When Jackie and I reach the front porch, I tell her that Petey looks like he’s not going to be here long. His respirations are fast and shallow with period of apnea. He’s having reflexive breathing or what some people call the “death rattle” as secretions accumulate in his throat. His extremities are cool as blood no longer circulates into hands and toes. I review what to do if she needs the on-call nurse, and when he dies.
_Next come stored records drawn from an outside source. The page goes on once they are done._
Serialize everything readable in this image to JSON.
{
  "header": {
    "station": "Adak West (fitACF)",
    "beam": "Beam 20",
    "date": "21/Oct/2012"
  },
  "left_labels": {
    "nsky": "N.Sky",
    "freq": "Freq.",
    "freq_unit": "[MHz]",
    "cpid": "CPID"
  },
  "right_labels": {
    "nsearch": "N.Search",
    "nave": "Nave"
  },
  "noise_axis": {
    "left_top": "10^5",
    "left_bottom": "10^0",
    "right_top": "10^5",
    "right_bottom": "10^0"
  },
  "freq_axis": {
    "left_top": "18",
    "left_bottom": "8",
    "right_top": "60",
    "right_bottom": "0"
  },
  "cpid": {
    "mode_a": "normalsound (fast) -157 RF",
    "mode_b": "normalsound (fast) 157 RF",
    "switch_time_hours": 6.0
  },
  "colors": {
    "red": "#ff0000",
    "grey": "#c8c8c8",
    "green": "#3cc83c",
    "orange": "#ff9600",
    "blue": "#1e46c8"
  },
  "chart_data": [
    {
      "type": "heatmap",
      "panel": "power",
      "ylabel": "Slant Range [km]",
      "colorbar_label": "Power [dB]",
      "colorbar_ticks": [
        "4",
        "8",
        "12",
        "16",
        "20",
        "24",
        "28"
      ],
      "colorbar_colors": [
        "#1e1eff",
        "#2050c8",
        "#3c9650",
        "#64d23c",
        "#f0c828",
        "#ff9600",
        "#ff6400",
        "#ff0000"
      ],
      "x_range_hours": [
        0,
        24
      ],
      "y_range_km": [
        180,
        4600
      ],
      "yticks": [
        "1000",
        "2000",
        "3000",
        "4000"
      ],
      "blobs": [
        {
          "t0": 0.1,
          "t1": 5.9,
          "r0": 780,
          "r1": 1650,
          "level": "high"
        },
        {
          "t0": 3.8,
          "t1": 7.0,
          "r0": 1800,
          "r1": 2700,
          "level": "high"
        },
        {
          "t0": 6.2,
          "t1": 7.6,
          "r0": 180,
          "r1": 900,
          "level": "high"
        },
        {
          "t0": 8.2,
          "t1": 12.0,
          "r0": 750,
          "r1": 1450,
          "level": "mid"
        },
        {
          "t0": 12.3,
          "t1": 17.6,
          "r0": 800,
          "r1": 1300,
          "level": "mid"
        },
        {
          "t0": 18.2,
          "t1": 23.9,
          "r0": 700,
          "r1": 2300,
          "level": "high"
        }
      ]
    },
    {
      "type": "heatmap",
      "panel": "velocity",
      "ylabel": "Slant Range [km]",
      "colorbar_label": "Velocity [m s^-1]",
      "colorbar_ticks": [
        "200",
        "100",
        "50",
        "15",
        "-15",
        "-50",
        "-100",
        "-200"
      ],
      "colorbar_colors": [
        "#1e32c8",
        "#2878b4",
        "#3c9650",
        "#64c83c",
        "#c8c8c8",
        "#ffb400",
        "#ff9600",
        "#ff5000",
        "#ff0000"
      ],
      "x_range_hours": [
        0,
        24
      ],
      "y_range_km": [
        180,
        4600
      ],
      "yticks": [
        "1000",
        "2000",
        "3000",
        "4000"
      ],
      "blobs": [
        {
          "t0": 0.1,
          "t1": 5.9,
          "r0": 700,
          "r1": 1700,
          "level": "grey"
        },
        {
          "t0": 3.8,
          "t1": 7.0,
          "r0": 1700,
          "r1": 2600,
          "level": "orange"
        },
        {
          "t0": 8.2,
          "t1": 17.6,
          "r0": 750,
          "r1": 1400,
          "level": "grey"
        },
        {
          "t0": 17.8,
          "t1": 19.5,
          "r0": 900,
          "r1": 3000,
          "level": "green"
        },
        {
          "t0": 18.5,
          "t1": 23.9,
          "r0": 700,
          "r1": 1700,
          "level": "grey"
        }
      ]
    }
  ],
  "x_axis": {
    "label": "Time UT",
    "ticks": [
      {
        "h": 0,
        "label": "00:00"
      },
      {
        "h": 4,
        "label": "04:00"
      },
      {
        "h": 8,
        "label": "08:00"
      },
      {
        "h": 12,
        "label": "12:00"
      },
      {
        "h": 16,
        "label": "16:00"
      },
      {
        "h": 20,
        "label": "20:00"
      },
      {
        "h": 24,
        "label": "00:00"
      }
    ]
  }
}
“I can’t believe this is happening,” she says. “I’m going to be all alone.”
I think about reminding her of her kids, siblings, and people at her church, but remain silent. Alone or not, that’s how she feels.
She reaches out and holds my hand, connecting. I ask what Petey would say to her right now, what would he want her to know?
She thinks for a moment then whispers, “He’d tell me to be a good person.”
“What would he mean by that?” I ask.
She smiles, “He’d mean to be there for others, and not be so hardheaded that I don’t let others be there for me when I’m hurting.”
We laugh together, then tears well up in her eyes. “You and Petey would have liked each other,” she says.
I feel a lump well up in my throat, and give her a gentle smile.
As I walk back to my car, I glance again at the lifeless Trump flag. This time it’s not anger and contempt I feel, it’s sadness.